U.S. President Donald Trump’s proclamation raising the H-1B visa fee to $100,000 per year will disproportionately hurt Indian workers using the visa, as it would exceed most of their annual salaries, according to an analysis by The Hindu Data Team. That mismatch between their salaries and the new visa fee may make it hard for employers to justify hiring these Indian workers.
The fee, which currently ranges from $2,000 to $5,000 per application, may now amount to $300,000 for the initial three-year visa period, if the rule is implemented.
The new annual surcharge would, in 60% of the cases, match or even exceed the yearly salaries earned by Indian H-1B workers, who accounted for 71% of all H-1B visa beneficiaries in the financial year 2023-24. Since Indian professionals typically report lower median wages than their peers from other countries, they are likely to be hit the hardest, both in absolute numbers and as a share of total workers.
According to Reuters, U.S. Commerce Secretary Howard Lutnick said that the $100,000 charge would apply annually for each of the three years of the visa’s duration, and added that the details were “still being considered”. The H-1B visa is a U.S. work visa that allows companies to employ foreign professionals in specialised fields like technology, engineering, and medicine.
To examine the likely impact on Indian H-1B visa holders, The Hindu Data Team analysed Bloomberg’s open dataset on H-1B applications from 2024. The salary figures were drawn from details submitted by employers before the beneficiary begins work under a H-1B approval. They reflect the proposed or offered pay as stated in the employment agreement, not the wages that have already been paid. However, since only successful, full-time employment petitions that are formally approved by the U.S. Citizenship and Immigration Services are included in the dataset, employers are legally required to pay at least the stated amount, making the data suitable for analysis.
The analysis shows that Indian H-1B workers earned a median annual salary of $95,500 in 2024, among the lowest out of all nationalities. Their pay was slightly higher than that of Pakistani and Nepalese beneficiaries. Out of 25 countries with reliable data, India ranked fifth from the bottom in this measure. By comparison, the median annual salary for non-Indian H-1B workers was significantly higher at $120,000.
Indians make up the overwhelming majority of all H-1B beneficiaries. Given their dominance in numbers, it is equally important to examine how Indian workers are distributed across different income levels. An analysis was done of the wage brackets and the share of beneficiaries within each bracket, for both Indian and non-Indian workers.
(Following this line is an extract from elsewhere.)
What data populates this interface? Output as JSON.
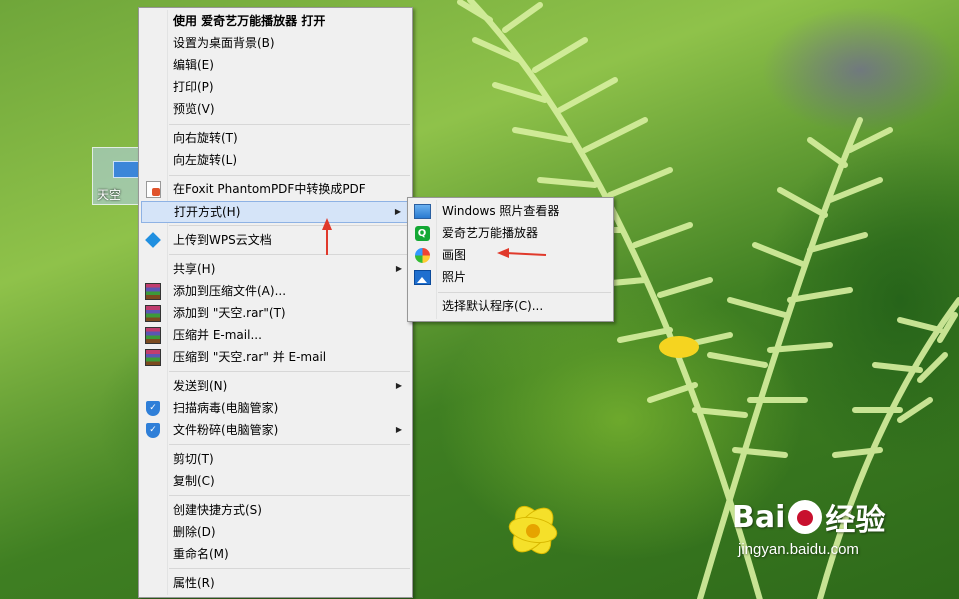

Nearly 60% of Indian H-1B workers earned an annual salary of $100,000 or less in financial year 2024. Within this group, about 12% earned below $75,000, while 47% fell in the $75,000-$100,000 range. The remaining 40% of Indians earned above $100,000. In contrast, more than 60% of non-Indian H-1B workers reported salaries above $100,000 that year, meaning that Indians will be disproportionately affected.
For many Indians, the proposed surcharge would outstrip their actual pay. For instance, if an H-1B employee earns $80,000 a year — a common salary for mid-level Indian tech workers in the U.S. — the new $100,000 fee would amount to 125% of their annual income. Even at a $100,000 salary, the surcharge would equal the entire annual wage. Since a majority of Indian H-1B holders earn below this threshold, the added cost would consume most or all of their yearly pay, making it unviable for employers to sponsor them.
Since Indian workers typically report lower median wages, they are likely to be hit the hardest.